14. The method of claim 13,
The copolymer of aromatic vinyl compound and vinyl cyan compound in (b) above is obtained by polymerizing 60 to 85 parts by weight of an aromatic vinyl compound and 15 to 40 parts by weight of a vinyl cyan compound and has a weight average molecular weight (Mw) of 60,000 to 200,000 g / mol. < / RTI > The thermoplastic resin composition for reducing total volatile organic compounds according to claim 1,
14. The method of claim 13,
The composition was prepared by equilibrating the pellet obtained by extruding the thermoplastic resin composition using a Static Head Space Sampler at 60 DEG C and then measuring the volatile components of the total volatile organic compounds (TVOCs) measured by GC / MS using toluene as a reference material ) Is not more than 700 [mu] g / g. [7] The thermoplastic resin composition for reducing total volatile organic compounds according to claim 1,
17. The method of claim 16,
Wherein the content of acrylonitrile in the total volatile organic compounds (TVOCs) is not more than 1 占 퐂 / g.

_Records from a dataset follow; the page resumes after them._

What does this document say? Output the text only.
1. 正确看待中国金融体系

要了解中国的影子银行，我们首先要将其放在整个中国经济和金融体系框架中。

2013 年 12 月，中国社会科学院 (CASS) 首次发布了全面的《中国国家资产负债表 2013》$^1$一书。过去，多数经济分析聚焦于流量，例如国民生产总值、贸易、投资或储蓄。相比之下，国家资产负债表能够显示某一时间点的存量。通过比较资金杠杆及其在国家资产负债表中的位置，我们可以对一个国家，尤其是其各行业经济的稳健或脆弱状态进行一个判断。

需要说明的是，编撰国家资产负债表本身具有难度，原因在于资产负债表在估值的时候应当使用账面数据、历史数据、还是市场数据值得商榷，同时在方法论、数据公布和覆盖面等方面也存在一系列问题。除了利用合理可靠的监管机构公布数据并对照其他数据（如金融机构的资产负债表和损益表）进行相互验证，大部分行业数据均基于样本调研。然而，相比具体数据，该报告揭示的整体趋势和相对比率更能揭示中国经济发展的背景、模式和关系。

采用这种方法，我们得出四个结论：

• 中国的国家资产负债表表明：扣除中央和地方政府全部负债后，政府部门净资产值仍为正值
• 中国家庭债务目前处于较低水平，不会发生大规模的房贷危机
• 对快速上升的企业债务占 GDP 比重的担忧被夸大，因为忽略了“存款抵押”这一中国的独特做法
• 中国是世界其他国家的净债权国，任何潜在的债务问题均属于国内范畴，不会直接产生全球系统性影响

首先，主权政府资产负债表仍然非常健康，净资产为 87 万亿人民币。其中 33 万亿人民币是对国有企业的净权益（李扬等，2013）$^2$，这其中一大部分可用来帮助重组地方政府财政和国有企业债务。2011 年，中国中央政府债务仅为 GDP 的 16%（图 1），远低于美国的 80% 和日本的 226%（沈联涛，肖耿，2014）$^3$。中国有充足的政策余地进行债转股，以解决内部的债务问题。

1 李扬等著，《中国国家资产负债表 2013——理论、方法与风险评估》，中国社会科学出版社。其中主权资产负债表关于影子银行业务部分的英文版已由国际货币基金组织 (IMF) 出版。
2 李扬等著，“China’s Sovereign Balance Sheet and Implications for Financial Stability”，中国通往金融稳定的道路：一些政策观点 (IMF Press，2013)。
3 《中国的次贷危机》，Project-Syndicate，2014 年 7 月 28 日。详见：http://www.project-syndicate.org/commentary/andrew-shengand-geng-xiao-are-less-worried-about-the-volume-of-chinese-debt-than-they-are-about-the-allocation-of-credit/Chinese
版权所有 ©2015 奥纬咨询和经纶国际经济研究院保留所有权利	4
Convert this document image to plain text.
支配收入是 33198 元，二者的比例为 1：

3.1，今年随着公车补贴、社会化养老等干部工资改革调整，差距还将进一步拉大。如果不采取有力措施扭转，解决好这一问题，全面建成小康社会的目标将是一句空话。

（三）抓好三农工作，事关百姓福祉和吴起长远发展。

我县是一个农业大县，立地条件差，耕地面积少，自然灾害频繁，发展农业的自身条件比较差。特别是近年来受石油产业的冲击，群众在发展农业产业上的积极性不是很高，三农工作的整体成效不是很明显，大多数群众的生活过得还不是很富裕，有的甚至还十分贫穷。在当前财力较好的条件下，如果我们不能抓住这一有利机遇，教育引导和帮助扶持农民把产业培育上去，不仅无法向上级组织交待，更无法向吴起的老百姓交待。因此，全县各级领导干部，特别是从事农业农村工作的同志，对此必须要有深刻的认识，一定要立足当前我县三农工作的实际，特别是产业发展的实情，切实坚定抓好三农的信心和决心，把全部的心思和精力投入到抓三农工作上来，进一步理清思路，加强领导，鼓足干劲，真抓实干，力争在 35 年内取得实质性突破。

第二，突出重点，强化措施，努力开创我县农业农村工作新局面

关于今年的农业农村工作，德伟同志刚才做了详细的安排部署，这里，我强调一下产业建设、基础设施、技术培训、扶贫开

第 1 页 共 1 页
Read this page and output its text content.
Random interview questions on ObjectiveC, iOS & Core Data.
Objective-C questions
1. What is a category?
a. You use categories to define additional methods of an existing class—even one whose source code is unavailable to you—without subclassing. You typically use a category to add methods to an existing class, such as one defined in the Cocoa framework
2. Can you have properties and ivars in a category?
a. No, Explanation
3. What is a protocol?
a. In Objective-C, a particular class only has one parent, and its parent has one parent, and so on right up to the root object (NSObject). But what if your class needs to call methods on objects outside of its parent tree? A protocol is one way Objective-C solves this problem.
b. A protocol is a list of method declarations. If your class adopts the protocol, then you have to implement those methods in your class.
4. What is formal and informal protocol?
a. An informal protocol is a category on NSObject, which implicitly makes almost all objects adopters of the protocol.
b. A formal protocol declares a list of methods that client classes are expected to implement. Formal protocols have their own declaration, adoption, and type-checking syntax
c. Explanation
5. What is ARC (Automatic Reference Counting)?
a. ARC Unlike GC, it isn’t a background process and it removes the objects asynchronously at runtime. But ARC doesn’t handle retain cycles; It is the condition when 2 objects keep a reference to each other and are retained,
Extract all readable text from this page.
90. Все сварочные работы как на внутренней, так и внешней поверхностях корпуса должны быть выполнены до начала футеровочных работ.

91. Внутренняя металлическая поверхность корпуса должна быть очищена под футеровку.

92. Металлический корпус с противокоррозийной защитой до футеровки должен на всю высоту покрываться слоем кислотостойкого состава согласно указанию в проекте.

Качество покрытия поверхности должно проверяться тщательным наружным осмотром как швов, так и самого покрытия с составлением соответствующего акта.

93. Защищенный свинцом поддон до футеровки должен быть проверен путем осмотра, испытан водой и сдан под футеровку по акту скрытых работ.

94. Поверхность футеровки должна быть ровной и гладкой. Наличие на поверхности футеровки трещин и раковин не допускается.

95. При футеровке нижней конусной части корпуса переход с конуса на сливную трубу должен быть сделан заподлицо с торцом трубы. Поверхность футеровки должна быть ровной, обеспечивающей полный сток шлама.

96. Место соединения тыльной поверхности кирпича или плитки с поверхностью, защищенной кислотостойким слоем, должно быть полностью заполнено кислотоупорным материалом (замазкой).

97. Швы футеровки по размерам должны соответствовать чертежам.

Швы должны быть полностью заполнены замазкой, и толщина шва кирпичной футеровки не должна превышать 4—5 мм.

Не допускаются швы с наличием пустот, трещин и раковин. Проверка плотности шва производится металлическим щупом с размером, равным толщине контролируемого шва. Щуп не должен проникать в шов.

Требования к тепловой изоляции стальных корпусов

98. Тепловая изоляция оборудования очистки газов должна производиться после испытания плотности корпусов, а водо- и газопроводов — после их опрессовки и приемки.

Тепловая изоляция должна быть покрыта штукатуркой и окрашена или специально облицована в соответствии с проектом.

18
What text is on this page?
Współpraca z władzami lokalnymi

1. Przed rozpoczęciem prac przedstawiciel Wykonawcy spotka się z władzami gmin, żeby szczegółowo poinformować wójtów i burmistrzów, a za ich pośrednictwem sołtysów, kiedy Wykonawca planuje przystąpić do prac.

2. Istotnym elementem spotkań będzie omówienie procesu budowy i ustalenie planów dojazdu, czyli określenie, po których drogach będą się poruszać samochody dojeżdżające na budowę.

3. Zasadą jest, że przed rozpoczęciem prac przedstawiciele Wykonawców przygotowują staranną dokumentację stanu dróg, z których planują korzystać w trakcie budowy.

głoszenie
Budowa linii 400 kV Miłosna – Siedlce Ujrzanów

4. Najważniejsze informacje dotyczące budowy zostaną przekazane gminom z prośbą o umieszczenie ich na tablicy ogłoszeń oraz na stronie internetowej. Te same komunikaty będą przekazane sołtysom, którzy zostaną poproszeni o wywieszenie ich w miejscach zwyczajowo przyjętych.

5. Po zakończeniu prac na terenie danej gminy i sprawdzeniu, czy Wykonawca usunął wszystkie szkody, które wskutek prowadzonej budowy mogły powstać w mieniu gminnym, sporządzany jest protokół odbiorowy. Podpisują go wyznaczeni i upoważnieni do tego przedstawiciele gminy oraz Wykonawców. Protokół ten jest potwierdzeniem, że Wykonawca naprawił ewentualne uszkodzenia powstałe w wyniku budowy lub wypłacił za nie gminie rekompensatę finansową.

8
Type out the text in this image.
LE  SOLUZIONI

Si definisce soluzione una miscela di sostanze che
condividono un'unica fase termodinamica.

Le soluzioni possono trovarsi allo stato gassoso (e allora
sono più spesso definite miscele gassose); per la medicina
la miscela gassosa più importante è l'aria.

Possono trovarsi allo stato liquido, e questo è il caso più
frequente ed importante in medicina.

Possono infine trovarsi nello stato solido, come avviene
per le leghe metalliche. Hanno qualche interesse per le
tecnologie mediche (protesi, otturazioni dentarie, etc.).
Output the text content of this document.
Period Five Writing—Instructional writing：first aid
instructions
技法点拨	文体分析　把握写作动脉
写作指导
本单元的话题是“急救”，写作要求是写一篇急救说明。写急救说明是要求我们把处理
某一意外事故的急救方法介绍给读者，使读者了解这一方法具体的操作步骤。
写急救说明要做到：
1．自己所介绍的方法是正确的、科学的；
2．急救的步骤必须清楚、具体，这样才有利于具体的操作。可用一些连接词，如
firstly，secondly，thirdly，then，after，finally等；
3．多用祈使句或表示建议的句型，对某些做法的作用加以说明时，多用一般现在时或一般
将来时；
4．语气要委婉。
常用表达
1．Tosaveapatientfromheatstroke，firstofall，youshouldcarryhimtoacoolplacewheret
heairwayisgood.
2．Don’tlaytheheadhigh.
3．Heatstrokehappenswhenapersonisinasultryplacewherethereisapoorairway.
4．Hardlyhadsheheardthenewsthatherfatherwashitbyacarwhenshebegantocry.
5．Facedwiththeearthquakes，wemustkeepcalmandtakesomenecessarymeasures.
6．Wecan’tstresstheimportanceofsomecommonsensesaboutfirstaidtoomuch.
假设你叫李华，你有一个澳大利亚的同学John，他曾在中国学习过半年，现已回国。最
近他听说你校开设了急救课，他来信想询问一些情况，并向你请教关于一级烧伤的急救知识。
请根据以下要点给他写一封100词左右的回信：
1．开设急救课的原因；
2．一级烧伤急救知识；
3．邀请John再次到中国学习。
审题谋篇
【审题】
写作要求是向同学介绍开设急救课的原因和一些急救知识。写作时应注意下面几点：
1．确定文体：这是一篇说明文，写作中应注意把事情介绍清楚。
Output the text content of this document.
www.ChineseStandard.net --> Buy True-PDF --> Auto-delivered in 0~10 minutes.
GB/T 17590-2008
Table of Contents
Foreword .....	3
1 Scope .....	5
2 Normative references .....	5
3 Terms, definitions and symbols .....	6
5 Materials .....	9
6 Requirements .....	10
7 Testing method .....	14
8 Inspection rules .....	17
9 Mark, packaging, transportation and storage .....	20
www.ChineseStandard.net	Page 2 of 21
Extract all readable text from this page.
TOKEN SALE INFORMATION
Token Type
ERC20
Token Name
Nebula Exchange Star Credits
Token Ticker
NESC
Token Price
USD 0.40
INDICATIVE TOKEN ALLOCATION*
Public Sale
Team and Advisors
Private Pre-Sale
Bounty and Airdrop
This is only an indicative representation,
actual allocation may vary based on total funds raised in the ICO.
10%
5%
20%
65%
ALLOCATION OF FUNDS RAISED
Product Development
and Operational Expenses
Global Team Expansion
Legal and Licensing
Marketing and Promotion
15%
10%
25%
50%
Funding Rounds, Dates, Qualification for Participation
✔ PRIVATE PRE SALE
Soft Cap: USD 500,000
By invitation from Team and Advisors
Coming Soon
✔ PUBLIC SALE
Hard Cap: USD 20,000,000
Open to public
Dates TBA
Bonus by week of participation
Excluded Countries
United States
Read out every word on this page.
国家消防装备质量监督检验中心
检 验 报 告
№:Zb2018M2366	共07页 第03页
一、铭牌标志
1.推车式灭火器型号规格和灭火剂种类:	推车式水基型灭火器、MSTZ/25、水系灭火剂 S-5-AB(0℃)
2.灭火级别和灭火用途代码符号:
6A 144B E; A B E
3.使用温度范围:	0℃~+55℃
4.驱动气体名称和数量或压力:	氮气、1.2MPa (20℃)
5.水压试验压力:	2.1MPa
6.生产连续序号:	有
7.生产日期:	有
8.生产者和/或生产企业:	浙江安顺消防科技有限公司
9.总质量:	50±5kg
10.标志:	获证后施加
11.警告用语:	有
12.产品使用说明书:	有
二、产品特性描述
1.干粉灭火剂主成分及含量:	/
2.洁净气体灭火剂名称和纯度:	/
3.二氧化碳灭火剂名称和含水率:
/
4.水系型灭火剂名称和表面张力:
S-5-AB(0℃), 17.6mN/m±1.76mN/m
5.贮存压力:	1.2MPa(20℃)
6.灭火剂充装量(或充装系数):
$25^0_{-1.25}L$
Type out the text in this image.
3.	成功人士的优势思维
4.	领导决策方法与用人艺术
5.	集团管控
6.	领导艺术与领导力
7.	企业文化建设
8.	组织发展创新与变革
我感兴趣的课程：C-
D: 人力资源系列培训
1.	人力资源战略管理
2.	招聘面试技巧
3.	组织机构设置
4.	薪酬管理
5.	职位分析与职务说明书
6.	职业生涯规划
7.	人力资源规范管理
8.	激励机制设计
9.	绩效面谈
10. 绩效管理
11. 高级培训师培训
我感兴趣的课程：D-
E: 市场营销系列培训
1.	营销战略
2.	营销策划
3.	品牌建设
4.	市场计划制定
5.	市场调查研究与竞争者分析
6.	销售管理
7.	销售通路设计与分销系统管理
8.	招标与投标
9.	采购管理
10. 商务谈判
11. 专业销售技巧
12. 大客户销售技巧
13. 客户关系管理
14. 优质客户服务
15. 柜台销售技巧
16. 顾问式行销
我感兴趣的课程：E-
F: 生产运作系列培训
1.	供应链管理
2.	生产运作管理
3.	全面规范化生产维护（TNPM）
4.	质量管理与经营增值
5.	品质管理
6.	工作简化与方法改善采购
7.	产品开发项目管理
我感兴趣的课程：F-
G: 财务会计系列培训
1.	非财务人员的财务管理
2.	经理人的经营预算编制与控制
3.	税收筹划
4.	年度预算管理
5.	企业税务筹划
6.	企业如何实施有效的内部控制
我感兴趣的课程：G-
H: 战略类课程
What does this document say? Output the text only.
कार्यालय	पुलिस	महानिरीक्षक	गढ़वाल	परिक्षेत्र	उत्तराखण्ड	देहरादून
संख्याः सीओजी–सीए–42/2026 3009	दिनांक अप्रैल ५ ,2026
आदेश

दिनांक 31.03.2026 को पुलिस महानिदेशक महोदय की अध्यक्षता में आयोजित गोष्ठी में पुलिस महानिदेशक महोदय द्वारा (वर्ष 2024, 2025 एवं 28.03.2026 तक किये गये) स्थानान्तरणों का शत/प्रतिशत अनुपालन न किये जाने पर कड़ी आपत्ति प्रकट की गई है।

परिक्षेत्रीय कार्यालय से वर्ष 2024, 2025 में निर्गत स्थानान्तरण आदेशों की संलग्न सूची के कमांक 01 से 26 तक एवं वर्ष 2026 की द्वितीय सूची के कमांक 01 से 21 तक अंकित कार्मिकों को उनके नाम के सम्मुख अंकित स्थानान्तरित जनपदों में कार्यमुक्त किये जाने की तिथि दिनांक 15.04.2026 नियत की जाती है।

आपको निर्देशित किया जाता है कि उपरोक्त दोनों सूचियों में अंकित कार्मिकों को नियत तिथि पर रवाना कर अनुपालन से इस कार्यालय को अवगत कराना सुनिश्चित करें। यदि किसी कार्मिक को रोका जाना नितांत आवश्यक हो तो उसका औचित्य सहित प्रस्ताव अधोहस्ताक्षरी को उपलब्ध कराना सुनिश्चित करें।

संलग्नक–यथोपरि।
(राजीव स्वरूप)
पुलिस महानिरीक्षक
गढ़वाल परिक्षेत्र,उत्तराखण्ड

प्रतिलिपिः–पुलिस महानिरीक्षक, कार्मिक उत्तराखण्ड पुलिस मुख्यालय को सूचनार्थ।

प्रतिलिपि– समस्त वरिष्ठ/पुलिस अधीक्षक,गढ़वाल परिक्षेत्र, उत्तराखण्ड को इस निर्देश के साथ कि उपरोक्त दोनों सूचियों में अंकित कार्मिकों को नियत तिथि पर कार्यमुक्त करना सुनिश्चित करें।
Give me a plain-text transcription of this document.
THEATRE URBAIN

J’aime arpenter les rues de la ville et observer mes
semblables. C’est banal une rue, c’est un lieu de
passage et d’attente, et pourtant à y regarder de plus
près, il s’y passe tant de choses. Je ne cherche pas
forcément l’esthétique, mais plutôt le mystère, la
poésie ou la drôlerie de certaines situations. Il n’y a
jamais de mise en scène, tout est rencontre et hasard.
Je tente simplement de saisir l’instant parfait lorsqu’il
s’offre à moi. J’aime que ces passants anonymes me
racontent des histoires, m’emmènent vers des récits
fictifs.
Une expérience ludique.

14. The method of claim 13,
The composition is characterized by comprising at least one additive selected from the group consisting of a lubricant, an antioxidant, an antistatic agent, a releasing agent, a heat stabilizer, a releasing agent, a dispersant, an antistatic agent, a weathering stabilizer, an inorganic filler, an inorganic fiber, By weight based on the total weight of the thermoplastic resin composition.
A thermoplastic resin obtained by extruding and extruding the thermoplastic resin composition according to claim 13 as a thermoplastic resin having reduced volatile organic compound gas generation and odor during processing and improved thermal stability, impact resistance and surface gloss.